Der Wohnungsbau soll in Deutschland künftig Vorrang vor anderen Interessen haben. Die Bundesregierung beschloss am Mittwoch den Entwurf für ein entsprechendes Gesetz zur Modernisierung des Städtebau- und Raumordnungsrechts. “Wohnen hat ab jetzt Vorfahrt, endlich auch im Gesetz”, erklärte Bundesbauministerin Verena Hubertz (SPD). Der Mieterbund und das Baugewerbe begrüßten die Pläne – Grüne und Linke erklärten, die Novelle schaffe keinen bezahlbaren Wohnraum.
Mit dem sogenannten Baugesetzbuch-Upgrade soll dem Wohnungsbau in Gebieten mit einem angespannten Wohnungsmarkt bei Bebauungsplänen ein überragendes öffentliches Interesse eingeräumt werden. Damit bekomme der Wohnungsbau “rechtlich Priorität”, erklärte das Bauministerium. Zudem sollen Umweltprüfungen vereinfacht sowie beschleunigt werden. Die Kommunen sollen laut Gesetzentwurf künftig auch besser gegen sogenannte Schrottimmobilien vorgehen können.
Dafür will Hubertz es den Gemeinden unter anderem erleichtern, ein Vorkaufsrecht an diesen Immobilien auszuüben.

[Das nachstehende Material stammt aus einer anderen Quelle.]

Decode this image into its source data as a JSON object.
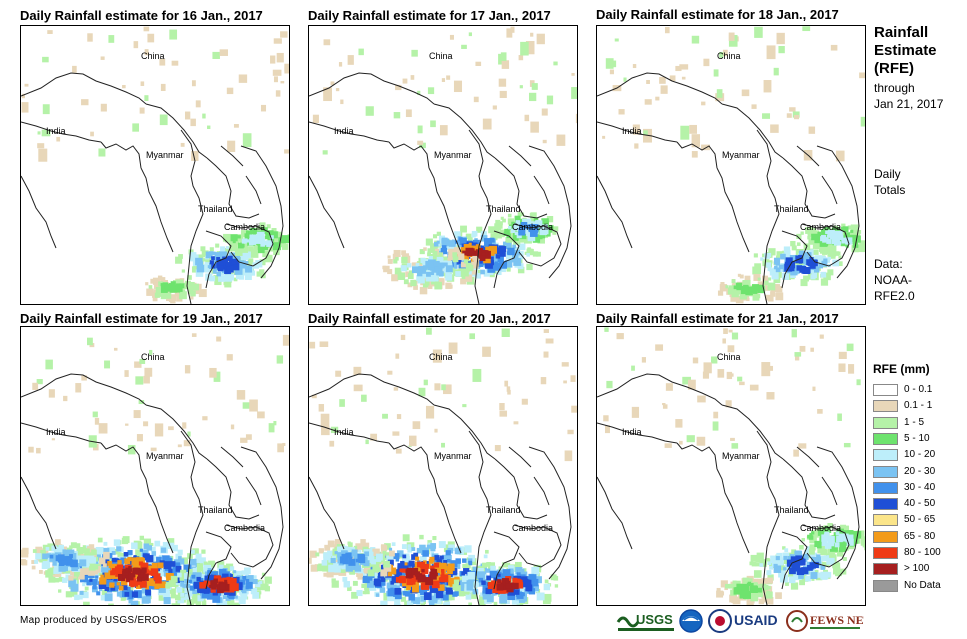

Zudem sollen Kommunen in Milieuschutzgebieten ein Vorkaufsrecht ausüben können, wenn etwa “eine Verdrängung der ansässigen Wohnbevölkerung” droht, wie es im Gesetzentwurf heißt. Der Deutsche Mieterbund (DMB) bezeichnete dies als Erfolg für alle Mieter. “Städte und Gemeinden erhalten damit endlich wieder ein Instrument, um Mieterinnen und Mieter vor Verdrängung zu schützen und bezahlbaren Wohnraum zu sichern”, erklärte DMB-Präsidentin Melanie Weber-Moritz.
Der Zentralverband Deutsches Baugewerbe sprach von einem “guten Tag für den Wohnungsbau”. Jetzt müsse der Bundestag liefern, das Gesetz dürfe “nicht in Ausschüssen zerpflückt werden”, mahnte Hauptgeschäftsführer Felix Pakleppa. Es brauche überdies weitere Erleichterungen. “Ohne spürbare Erleichterungen wird der Wohnungsbau nicht aus der Krise finden.”Die Zahl der neugebauten Wohnungen ist in Deutschland auf den niedrigsten Stand seit über zehn Jahren gesunken: Im vergangenen Jahr wurden nur rund 207.000 Wohnungen fertiggestellt.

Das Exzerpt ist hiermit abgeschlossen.